Backgrounder: Who Is Working?
by Maryann O. Keating, Ph.D.
For those between jobs, nothing puts a damper on Holiday cheer like Aunt Nellie’s inevitable question, “Now where did you say you were working?”
Although the U.S. unemployment rate of 4.1 percent approaches full employment, the actual number of people with jobs is two million below its prerecession peak (Edward Lazear, “The Incredible Shrinking Workforce,” The Wall Street Journal, Dec. 8, 2017, A17).
Fewer people are at work today in America than before the Great Recession.
The significant decrease in the proportion of Americans, 16 and older, working in this growing economy is not totally explained by baby boomers entering retirement. Rather, the decline in employment of those ages 25 to 54 accounts for much of the job deficit. Is this a serious issue and what are these potential workers doing?
During a recession, the number of people on disability rises, and, because their skills depreciate, re-entering the workforce becomes increasingly difficult. However, disability payments cannot explain decreased employment rates for those in their late twenties and early thirties.

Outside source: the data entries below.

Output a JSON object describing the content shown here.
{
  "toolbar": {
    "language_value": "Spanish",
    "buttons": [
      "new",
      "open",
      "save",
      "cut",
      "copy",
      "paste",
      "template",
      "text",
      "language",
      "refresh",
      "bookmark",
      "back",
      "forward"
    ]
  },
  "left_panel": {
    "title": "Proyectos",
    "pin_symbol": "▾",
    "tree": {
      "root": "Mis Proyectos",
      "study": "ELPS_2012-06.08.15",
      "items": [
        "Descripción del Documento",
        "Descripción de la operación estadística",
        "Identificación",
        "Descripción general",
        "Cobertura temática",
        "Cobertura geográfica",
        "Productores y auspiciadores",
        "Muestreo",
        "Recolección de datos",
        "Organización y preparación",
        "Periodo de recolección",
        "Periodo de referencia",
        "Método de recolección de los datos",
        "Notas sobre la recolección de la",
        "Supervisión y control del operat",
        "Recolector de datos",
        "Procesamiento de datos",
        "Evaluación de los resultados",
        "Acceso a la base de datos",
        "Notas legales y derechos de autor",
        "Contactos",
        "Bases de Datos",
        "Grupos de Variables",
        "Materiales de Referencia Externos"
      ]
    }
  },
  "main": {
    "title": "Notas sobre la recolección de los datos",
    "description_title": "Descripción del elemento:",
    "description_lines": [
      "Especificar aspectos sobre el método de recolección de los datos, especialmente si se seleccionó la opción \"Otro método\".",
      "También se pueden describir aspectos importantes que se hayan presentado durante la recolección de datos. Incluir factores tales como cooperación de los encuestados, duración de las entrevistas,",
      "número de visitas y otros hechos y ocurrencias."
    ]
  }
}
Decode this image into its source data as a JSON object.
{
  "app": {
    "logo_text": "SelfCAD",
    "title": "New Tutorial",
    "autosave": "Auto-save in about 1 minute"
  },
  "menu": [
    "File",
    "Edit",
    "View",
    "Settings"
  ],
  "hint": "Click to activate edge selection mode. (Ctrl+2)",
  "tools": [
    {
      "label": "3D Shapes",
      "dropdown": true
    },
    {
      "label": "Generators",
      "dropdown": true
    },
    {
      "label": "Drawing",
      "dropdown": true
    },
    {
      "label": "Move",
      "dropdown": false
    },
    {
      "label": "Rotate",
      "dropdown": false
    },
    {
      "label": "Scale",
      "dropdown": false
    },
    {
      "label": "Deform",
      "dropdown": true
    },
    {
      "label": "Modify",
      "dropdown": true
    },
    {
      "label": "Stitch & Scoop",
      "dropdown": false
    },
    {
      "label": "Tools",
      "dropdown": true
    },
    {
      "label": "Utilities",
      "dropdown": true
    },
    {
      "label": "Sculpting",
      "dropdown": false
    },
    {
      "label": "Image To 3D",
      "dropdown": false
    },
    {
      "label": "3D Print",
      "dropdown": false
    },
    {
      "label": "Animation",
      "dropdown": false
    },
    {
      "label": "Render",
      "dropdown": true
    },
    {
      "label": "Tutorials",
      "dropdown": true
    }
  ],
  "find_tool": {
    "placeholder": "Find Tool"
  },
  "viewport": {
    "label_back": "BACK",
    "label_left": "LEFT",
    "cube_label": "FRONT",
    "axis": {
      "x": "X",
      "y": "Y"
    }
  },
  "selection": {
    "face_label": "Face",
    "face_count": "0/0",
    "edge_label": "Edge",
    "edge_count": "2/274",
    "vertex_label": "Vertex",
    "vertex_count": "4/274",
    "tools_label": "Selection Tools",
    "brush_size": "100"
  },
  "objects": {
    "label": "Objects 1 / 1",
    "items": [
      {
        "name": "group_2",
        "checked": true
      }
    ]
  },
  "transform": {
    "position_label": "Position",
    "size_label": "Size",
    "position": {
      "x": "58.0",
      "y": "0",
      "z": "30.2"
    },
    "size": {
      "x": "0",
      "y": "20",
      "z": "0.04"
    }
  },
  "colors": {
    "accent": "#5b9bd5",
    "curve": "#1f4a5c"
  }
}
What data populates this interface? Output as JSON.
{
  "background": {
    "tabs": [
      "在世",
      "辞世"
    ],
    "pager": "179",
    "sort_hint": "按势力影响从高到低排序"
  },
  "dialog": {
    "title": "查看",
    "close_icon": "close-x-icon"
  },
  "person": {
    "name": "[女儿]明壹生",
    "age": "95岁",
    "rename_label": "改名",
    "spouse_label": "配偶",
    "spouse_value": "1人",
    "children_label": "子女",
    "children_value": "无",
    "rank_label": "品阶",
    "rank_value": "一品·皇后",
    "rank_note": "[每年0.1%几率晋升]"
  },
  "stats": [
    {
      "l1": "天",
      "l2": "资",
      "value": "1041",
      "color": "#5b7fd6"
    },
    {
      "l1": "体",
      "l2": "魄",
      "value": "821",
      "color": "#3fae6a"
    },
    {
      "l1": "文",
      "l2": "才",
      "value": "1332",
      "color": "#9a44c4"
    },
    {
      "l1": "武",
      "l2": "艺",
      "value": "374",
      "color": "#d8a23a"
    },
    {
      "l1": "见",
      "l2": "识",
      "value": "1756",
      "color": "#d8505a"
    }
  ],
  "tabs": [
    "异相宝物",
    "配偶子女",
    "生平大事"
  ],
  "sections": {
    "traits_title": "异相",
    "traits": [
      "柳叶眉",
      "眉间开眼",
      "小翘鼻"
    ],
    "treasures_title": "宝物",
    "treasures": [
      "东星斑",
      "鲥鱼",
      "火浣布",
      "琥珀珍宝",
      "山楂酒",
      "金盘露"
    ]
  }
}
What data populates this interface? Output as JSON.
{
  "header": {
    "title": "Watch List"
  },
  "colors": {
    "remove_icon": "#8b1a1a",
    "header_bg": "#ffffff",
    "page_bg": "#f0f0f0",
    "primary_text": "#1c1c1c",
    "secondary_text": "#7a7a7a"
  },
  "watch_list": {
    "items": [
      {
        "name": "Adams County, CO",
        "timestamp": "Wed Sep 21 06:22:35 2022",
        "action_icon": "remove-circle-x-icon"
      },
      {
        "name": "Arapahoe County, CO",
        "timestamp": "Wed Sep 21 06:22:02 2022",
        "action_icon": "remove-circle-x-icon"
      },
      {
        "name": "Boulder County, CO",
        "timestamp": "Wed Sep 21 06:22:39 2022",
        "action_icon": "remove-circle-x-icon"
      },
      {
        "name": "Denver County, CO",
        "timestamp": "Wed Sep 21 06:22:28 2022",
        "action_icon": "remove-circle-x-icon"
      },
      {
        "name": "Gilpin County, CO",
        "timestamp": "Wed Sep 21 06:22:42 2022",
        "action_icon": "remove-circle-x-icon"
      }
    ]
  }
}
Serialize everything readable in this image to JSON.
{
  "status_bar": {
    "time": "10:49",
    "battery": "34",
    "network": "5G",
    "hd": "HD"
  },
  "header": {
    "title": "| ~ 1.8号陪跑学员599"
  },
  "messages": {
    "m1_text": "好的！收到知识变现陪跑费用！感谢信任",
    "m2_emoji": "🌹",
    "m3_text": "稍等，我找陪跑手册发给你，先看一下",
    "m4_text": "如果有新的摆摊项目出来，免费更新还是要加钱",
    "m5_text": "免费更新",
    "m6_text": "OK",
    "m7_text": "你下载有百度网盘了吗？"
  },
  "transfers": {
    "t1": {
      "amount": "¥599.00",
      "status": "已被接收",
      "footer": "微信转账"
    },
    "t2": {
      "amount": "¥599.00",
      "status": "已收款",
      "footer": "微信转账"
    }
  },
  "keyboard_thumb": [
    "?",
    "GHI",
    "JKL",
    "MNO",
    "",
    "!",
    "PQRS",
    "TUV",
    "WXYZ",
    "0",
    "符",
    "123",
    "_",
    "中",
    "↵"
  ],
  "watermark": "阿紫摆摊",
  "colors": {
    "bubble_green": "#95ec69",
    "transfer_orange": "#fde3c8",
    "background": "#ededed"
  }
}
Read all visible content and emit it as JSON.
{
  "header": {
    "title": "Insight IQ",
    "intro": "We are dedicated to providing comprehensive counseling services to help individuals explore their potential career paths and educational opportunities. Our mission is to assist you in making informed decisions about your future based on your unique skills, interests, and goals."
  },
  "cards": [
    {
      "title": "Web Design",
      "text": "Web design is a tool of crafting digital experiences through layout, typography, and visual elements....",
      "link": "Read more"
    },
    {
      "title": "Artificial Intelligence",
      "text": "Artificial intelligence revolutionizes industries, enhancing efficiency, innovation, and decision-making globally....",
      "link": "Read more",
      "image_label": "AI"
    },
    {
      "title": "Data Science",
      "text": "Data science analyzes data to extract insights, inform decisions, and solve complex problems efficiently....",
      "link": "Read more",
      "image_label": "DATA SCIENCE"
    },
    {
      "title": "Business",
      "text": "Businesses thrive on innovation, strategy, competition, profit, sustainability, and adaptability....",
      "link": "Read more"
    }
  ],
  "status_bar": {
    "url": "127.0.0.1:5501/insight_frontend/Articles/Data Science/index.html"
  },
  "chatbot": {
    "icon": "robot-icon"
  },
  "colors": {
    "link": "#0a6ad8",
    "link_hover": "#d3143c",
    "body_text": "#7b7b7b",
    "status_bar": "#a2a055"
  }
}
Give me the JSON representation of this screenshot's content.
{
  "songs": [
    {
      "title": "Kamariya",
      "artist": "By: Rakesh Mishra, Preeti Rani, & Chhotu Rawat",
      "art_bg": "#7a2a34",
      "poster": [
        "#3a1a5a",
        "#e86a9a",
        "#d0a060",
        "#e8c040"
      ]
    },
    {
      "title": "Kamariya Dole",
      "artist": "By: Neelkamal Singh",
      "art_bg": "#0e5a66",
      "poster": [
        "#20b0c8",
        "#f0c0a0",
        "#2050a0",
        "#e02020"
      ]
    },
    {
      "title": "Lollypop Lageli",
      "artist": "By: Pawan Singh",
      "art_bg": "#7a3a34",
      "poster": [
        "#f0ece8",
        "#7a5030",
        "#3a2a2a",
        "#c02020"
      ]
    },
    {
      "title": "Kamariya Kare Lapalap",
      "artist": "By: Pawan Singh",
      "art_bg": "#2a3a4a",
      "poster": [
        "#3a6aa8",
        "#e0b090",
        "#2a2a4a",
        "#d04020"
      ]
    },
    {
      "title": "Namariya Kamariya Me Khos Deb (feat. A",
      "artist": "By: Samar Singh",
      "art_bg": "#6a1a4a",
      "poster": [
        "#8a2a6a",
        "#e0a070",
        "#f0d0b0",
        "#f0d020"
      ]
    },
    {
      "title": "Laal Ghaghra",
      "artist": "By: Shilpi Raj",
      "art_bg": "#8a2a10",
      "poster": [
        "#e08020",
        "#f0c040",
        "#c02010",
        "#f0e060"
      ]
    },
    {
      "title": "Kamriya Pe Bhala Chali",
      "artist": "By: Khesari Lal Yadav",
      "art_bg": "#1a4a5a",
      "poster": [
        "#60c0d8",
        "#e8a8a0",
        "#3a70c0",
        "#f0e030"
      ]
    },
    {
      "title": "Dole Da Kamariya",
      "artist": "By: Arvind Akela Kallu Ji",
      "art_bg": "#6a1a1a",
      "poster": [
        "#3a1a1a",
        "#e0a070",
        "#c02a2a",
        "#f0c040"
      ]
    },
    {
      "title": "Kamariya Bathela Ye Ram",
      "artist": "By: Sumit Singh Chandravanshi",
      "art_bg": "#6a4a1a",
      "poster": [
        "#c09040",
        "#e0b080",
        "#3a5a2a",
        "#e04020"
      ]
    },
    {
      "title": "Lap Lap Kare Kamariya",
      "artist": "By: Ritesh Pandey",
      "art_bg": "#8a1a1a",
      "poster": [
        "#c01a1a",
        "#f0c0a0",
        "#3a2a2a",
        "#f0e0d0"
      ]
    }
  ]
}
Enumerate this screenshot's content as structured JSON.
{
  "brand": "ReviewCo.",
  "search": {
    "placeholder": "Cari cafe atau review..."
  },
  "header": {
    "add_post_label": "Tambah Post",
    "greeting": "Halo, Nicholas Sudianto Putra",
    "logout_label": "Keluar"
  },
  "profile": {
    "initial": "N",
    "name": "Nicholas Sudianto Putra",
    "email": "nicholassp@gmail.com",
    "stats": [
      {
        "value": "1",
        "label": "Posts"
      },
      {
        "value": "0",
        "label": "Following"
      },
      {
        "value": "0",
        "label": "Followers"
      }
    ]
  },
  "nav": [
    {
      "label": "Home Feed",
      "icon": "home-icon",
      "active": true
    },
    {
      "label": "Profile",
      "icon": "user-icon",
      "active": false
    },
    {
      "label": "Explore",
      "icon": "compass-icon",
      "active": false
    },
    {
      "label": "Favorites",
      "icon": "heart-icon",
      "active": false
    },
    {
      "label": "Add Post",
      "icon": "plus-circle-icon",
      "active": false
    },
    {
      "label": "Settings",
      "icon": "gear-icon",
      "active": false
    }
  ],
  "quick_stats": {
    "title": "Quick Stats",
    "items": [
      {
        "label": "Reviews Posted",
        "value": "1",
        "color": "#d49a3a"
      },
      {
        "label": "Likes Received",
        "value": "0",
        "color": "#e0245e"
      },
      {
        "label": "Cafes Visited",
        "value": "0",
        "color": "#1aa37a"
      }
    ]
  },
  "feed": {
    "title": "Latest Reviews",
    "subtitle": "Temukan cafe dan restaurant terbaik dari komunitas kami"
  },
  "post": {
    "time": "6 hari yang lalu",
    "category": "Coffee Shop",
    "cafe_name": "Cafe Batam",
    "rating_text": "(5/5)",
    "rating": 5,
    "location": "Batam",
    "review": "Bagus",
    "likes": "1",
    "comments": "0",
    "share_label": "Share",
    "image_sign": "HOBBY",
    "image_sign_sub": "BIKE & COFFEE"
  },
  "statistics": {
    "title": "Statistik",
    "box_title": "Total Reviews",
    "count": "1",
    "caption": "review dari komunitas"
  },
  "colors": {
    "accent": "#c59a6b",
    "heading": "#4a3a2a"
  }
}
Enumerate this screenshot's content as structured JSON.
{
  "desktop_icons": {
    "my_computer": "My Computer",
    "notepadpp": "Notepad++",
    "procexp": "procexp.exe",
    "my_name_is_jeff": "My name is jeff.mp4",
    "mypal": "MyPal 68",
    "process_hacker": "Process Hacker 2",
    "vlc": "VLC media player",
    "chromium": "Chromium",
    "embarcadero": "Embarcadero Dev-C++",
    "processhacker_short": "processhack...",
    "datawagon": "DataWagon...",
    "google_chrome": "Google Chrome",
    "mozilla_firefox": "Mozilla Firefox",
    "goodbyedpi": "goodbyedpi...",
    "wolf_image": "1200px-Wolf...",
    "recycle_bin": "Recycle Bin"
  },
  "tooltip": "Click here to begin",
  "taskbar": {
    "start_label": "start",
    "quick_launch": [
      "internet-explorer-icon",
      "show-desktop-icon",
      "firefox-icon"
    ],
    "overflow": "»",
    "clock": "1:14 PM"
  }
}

Low labor force participation is a legitimate concern of government officials attempting to fund Social Security, Medicaid, and other programs dependent on payroll and income taxes. However, there is something distasteful about policies designed primarily to draw people into the labor force in order to tax them. Many of us view the highs and lows of working in the lab or on the line, in the shop or classroom, in dealing with patients or clients as a way of finding meaning and personal fulfillment. Nevertheless, the primary reason we agree to punch the time clock is to provide for ourselves and those for whom we are responsible.
An individual’s willingness to seek and accept paid employment is a function of compensation and take-home pay. It is also dependent on personal characteristics. Statistical techniques can be used to compare the characteristics of those young adults, ages 26-31, in full time employment with those working part time or opting out altogether. Results, presented here, are based on data for over 5,000 individuals participating in Department of Labor Statistics’ National Longitudinal Survey of Youth (Keating and Keating, “Characteristics of Young Adults Participating Full Time in the U.S. Labor Force,” Indiana Policy Review, Spring, 2014).
It was expected that educational attainment by age 26 would automatically translate into an increased likelihood of full time work, but results do not support this assumption. Potential earnings are more significant.
Economists theorize that whenever the wage offered an applicant is equal to or higher than the expected wage, an individual is more likely to accept that position. Our study confirms this. If a respondent locates a job paying a wage equal or higher than average for his or her educational level, the odds of full time work increase significantly; this is particularly so for males.
As expected, better health is positively and significantly associated with full labor force participation. Does having children reduce the likelihood of full time employment? Actually, having one or more children consistently increases the probability of full time labor force participation. The effect is stronger for women than men, but both males and females are willing to work in order to provide increased consumption for their own children.
For women, the state of being married, as compared with being single, separated, divorced or cohabitating, lowers the odds of full participation but the effect is not significant. On the other hand, marriage (and cohabitation to a lesser extent) significantly increases the odds of male full time work.
Certain personal characteristics associated with labor force participation are obvious. For example, being enrolled in any educational program reduces the likelihood of full time work for this cohort but more so for males. Also, time engaged in viewing television, used here as a preference for leisure versus wage income, is consistently and significantly associated with decreased odds for full time employment.
From October, 2016 to October, 2017, the Bureau of Labor Statistics reports an over 83,000 decline in Illinois’ labor force. During the same period, Indiana’s labor force grew by 12,000; this is good but lower than estimated population growth.
Given the current tightness in U.S. labor markets, low labor market participation rates may not persist as a serious problem. In November, the decline in the jobless rate among workers over 25 without a high school diploma was lower than any time since 1992. If rapid grown translates into increased take-home pay, people may get off the couch and into paid employment
A good rejoinder to Aunt Nellie’s question may be, “I fully expect to be employed in 2018, and actually refused two or three positions recently because the wage offered did not quite meet my expectations.”
Maryann O. Keating, Ph.D., a resident of South Bend and an adjunct scholar of the Indiana Policy Review Foundation, is co-author of “Microeconomics for Public Managers,” Wiley/Blackwell.